How has Eye to Eye played a role in your life and how did it lead you to Understood?

Eye to Eye played a huge role in my college experience. Once a week I got to share with my mentees the tips and tricks that I learned growing up with dyslexia. I was able to teach them how to advocate for themselves and their learning differences. Working with Eye to Eye showed me the importance of creating a community for people with learning and thinking differences, which is why I wanted to work at Understood. 

Natalie Tamburello, Product

Can you talk about the role that stigma has played in your personal journey?

No matter how confident and accepting you are of your learning difference, battling stigma and its effects on your confidence is a lifelong journey. But it is better to acknowledge it head on then to let it silently consume you. Stigma can also teach you what really matters and who really is in your corner.

At Understood we are shaping the world for difference, which in part means eradicating stigma for people with learning and thinking differences. What do you think people can do to help?

Normalize difference and make it cool! Everyone should learn about stigma and how to control it to the best of your abilities. You can even make it work for you. 

How has Eye to Eye played a role in your life and how did it lead you to Understood?

Eye to Eye in many ways has shaped my career. It showed me that it was my duty to give back and lift up this community in any way that I could. Your individual success is so much more satisfying when you are able to empower others like you in the process.

Julia Wakin, Communications

Can you talk about the role that stigma has played in your personal journey?

Having a difference that is physically invisible has made me keenly aware of and sensitive to the unique nature of each individual. 

Assumptions are often made and prejudices are formed due to the sheer fact that I have a learning difference. It is tiring and can affect my confidence levels. The stigma will never be easy, but I grew to understand the absurdity of it and value the importance of knowing a person’s story. 

At Understood we are shaping the world for difference, which in part means eradicating stigma for people with learning and thinking differences. What do you think people can do to help?

The first step to eradicating stigma is acceptance and celebration.

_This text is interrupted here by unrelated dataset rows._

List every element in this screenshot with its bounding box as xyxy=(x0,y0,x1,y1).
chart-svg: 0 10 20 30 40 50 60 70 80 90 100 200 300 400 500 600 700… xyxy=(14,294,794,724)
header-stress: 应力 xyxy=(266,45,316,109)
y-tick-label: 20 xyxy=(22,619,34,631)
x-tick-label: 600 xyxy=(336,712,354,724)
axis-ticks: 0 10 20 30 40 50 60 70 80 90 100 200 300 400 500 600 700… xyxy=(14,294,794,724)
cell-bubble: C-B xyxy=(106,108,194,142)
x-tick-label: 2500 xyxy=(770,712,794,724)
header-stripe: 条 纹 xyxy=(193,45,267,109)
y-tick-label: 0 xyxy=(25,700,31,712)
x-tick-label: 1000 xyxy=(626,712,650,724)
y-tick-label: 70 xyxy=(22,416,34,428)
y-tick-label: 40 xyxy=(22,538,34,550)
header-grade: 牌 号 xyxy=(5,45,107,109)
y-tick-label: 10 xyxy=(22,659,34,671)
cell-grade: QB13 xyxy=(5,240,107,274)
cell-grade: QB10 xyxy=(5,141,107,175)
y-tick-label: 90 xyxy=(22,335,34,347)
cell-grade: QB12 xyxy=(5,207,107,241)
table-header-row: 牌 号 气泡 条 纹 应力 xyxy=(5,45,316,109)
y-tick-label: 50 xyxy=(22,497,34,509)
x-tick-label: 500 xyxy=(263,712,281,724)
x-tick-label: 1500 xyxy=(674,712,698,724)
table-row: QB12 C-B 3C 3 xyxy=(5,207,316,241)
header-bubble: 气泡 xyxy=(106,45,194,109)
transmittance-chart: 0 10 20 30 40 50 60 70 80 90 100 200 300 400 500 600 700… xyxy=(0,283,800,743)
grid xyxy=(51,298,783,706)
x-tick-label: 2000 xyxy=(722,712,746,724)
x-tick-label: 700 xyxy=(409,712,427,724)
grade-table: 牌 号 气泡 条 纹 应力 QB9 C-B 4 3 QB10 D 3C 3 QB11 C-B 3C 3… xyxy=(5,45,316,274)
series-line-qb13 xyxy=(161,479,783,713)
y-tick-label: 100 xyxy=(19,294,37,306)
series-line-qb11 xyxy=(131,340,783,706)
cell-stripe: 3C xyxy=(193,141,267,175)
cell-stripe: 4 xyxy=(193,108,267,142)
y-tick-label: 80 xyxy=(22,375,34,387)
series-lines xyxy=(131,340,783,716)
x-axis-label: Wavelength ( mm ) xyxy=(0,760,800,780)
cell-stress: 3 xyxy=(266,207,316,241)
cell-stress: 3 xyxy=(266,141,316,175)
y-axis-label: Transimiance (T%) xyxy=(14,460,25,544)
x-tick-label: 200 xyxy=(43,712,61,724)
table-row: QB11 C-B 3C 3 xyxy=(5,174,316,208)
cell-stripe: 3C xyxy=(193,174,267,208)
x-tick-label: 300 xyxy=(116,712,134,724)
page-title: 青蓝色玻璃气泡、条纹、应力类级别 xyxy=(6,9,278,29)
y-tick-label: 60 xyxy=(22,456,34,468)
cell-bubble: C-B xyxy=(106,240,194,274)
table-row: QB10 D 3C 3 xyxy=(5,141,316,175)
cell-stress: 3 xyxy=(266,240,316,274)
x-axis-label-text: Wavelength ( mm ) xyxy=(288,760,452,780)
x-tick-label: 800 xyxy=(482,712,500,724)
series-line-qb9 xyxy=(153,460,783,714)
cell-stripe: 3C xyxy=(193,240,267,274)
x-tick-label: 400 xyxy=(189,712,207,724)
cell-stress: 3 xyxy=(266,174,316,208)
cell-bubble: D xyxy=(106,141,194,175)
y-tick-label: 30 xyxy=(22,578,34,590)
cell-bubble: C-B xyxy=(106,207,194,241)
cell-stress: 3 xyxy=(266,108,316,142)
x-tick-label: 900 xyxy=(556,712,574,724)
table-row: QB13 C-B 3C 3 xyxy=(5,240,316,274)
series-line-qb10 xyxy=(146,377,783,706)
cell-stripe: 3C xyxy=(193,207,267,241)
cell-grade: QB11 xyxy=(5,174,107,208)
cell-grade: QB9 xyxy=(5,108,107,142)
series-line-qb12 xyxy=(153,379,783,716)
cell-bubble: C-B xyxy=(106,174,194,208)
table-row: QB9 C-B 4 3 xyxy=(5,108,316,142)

To do this, we must understand the value of listening with intent, sincerity, and compassion. By addressing inaccuracies, we can shape the world to arrive at a more powerful level of acceptance where individuals are not seen as deficient, but rather, capable because of the challenges they conquer every day.

How has Eye to Eye played a role in your life and how did it lead you to Understood?

Being a chapter leader at Eye to Eye taught me so much more than just how to advocate for myself and the power of difference. It taught me how to get through the negatives in life, deal with them and use them to grow personally. 

Being a part of the Learning Disability community has inspired me to empower others to know and celebrate their strengths, while not being embarrassed to improve weaknesses. This is exactly what led me to the community at Understood. 

Strike Out Stigma Week was March 1–7, 2021.